A giugno, un crudele Eugenio Ripepe sul Fatto quotidiano ha riletto gli editoriali che ogni domenica Scalfari elargisce dal pulpito di Repubblica e ha sottolineato con la matita blu tutti gli svarioni di date, nomi, avvenimenti storici. Probabilmente, quell’infausto giorno in redazione avranno distrutto tutte le copie del Fatto per non far prendere un dispiacere a un ego smisurato. Ma così si sono resi complici della continuazione del suicidio settimanale. Anche se il nuovo clericalismo e i rimpianti del compromesso storico scalfariani sono davvero stucchevoli, non abbiamo voluto mai infierire. Anche quando si è prodotto in tesi agghiaccianti sulla laicità e sull’ateismo. Persino quando, in una sua rapida biografia politica, ha saltato a piè pari la stagione socialista, che lo vide persino parlamentare. Ma a un fondatore come lui si può perdonare questa colossale sbianchettatura. Quindi lasciamo da parte errori e omissioni.

Ci disturba di più, e lo sottolineiamo, quando Scalfari, all’unisono con gli interessi del suo editore, detta la linea. Perché apre problemi che riguardano la libertà giornalistica. Ora, sotto la direzione di Mario Calabresi, la nuova concentrazione editoriale ha fatto cambiare di centottanta gradi a Repubblica la sua tendenza di sempre. Alcuni, pochissimi, giornalisti, hanno abbandonato la barca che virava precipitosamente, molti si sono dovuti adattare. L’anno scorso è stato tragico: Repubblica, fattasi renziana, ha perso lettori e soprattutto autorevolezza. Molto è dipeso da Scalfari.

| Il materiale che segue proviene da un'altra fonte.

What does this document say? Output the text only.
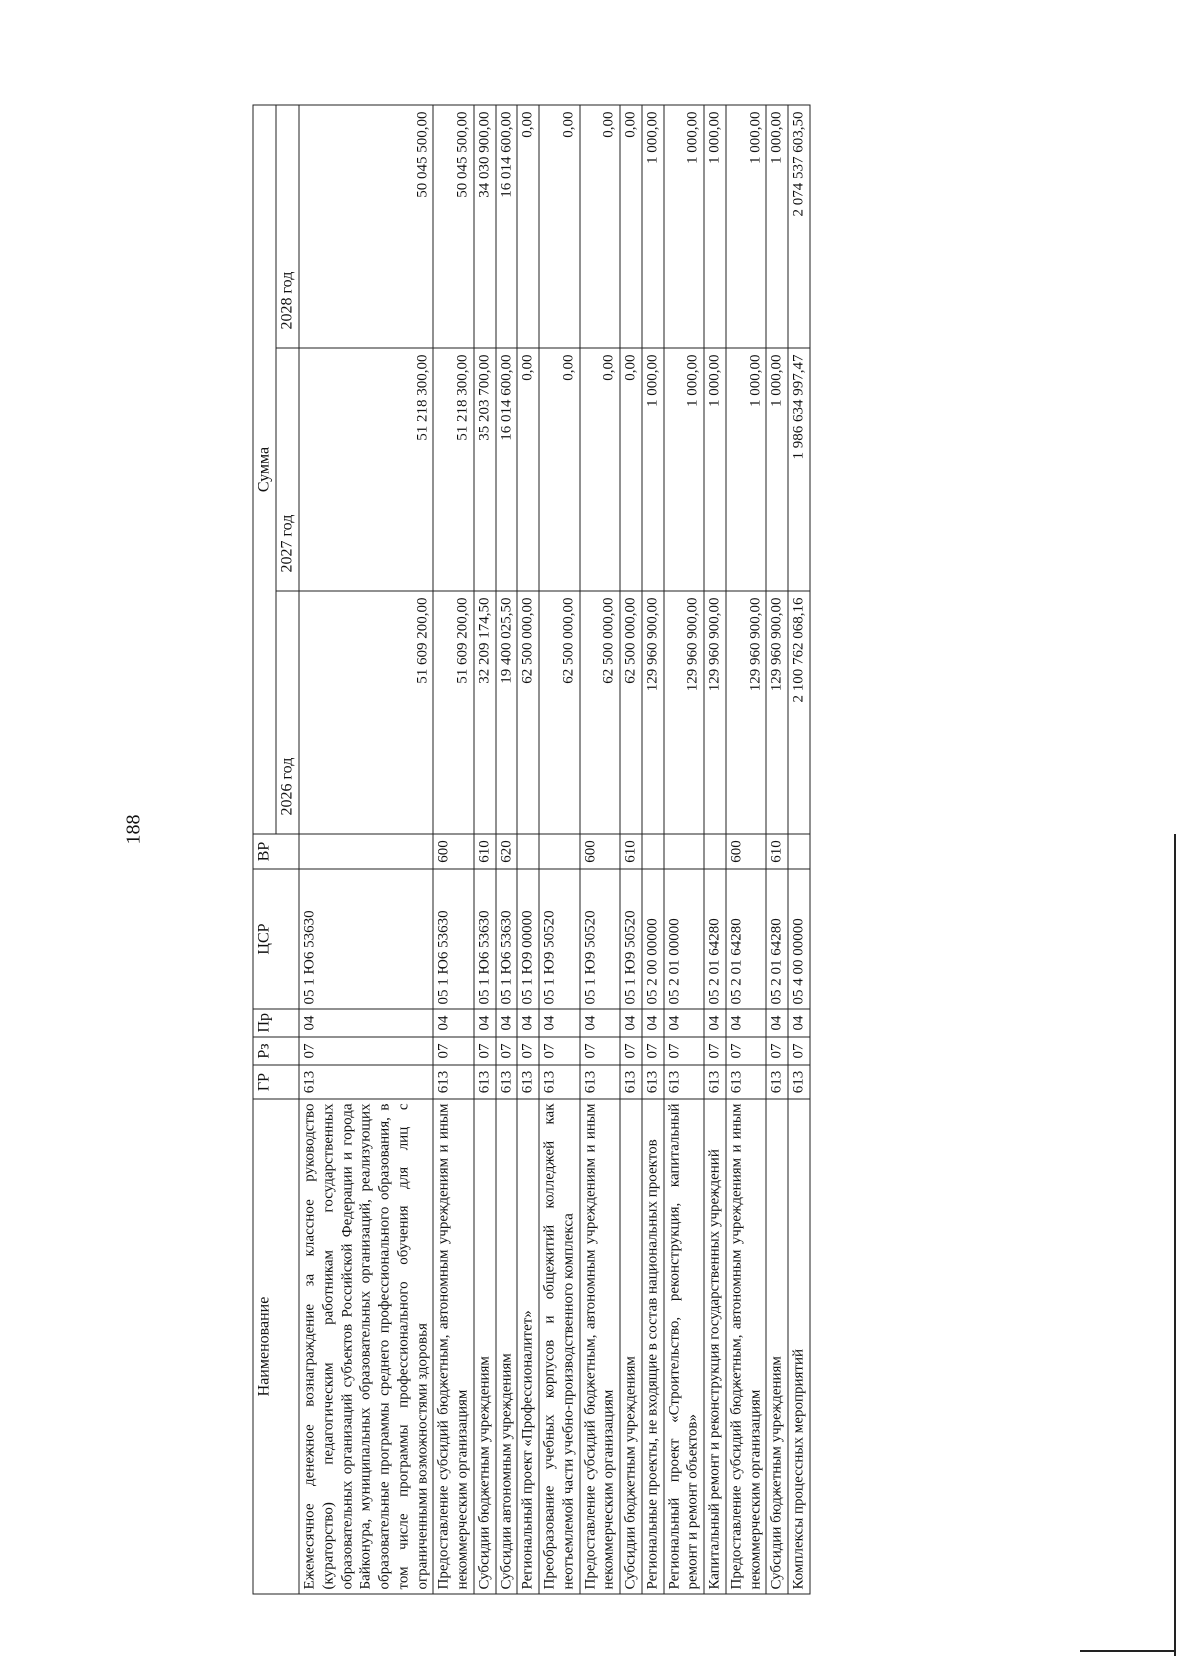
188
Наименование	ГР	Рз	Пр	ЦСР	ВР	Сумма		
						2026 год	2027 год	2028 год
Ежемесячное денежное вознаграждение за классное руководство (кураторство) педагогическим работникам государственных образовательных организаций субъектов Российской Федерации и города Байконура, муниципальных образовательных организаций, реализующих образовательные программы среднего профессионального образования, в том числе программы профессионального обучения для лиц с ограниченными возможностями здоровья	613	07	04	05 1 Ю6 53630		51 609 200,00	51 218 300,00	50 045 500,00
Предоставление субсидий бюджетным, автономным учреждениям и иным некоммерческим организациям	613	07	04	05 1 Ю6 53630	600	51 609 200,00	51 218 300,00	50 045 500,00
Субсидии бюджетным учреждениям	613	07	04	05 1 Ю6 53630	610	32 209 174,50	35 203 700,00	34 030 900,00
Субсидии автономным учреждениям	613	07	04	05 1 Ю6 53630	620	19 400 025,50	16 014 600,00	16 014 600,00
Региональный проект «Профессионалитет»	613	07	04	05 1 Ю9 00000		62 500 000,00	0,00	0,00
Преобразование учебных корпусов и общежитий колледжей как неотъемлемой части учебно-производственного комплекса	613	07	04	05 1 Ю9 50520		62 500 000,00	0,00	0,00
Предоставление субсидий бюджетным, автономным учреждениям и иным некоммерческим организациям	613	07	04	05 1 Ю9 50520	600	62 500 000,00	0,00	0,00
Субсидии бюджетным учреждениям	613	07	04	05 1 Ю9 50520	610	62 500 000,00	0,00	0,00
Региональные проекты, не входящие в состав национальных проектов	613	07	04	05 2 00 00000		129 960 900,00	1 000,00	1 000,00
Региональный проект «Строительство, реконструкция, капитальный ремонт и ремонт объектов»	613	07	04	05 2 01 00000		129 960 900,00	1 000,00	1 000,00
Капитальный ремонт и реконструкция государственных учреждений	613	07	04	05 2 01 64280		129 960 900,00	1 000,00	1 000,00
Предоставление субсидий бюджетным, автономным учреждениям и иным некоммерческим организациям	613	07	04	05 2 01 64280	600	129 960 900,00	1 000,00	1 000,00
Субсидии бюджетным учреждениям	613	07	04	05 2 01 64280	610	129 960 900,00	1 000,00	1 000,00
Комплексы процессных мероприятий	613	07	04	05 4 00 00000		2 100 762 068,16	1 986 634 997,47	2 074 537 603,50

I giornalisti praticanti, prima di affrontare l’esame per entrare nell’Ordine dei giornalisti, devono studiare vari testi. Alcuni di questi riportano l’esempio di scuola (autore Jean-Noël Jeanneney) del mutamento giornaliero della titolazione de Le Moniteur, che accompagna il rientro di Napoleone a Parigi dall’isola d’Elba:

Giorno 1: “L’antropografo è uscito dalla sua tana”
Giorno 2: “L’orco della Corsica è appena sbarcato a Golfe-Juan”
Giorno 3: “La tigre è arrivata a Gap”
Giorno 4: “Il mostro ha dormito a Grenoble”
Giorno 5: “Il tiranno ha attraversato Lione”
Giorno 6: “L’usurpatore è stato visto a 60 leghe dalla capitale”
Giorno 7: “Bonaparte avanza a grandi passi, ma non entrerà mai in Parigi”
Giorno 8: “Napoleone sarà domani sotto i nostri bastioni”
Giorno 9: “L’imperatore è arrivato a Fontainbleau”
Giorno 10: “Sua Maestà imperiale fa il suo ingresso al palazzo delle Tuileries, in mezzo ai suoi fedeli sudditi”.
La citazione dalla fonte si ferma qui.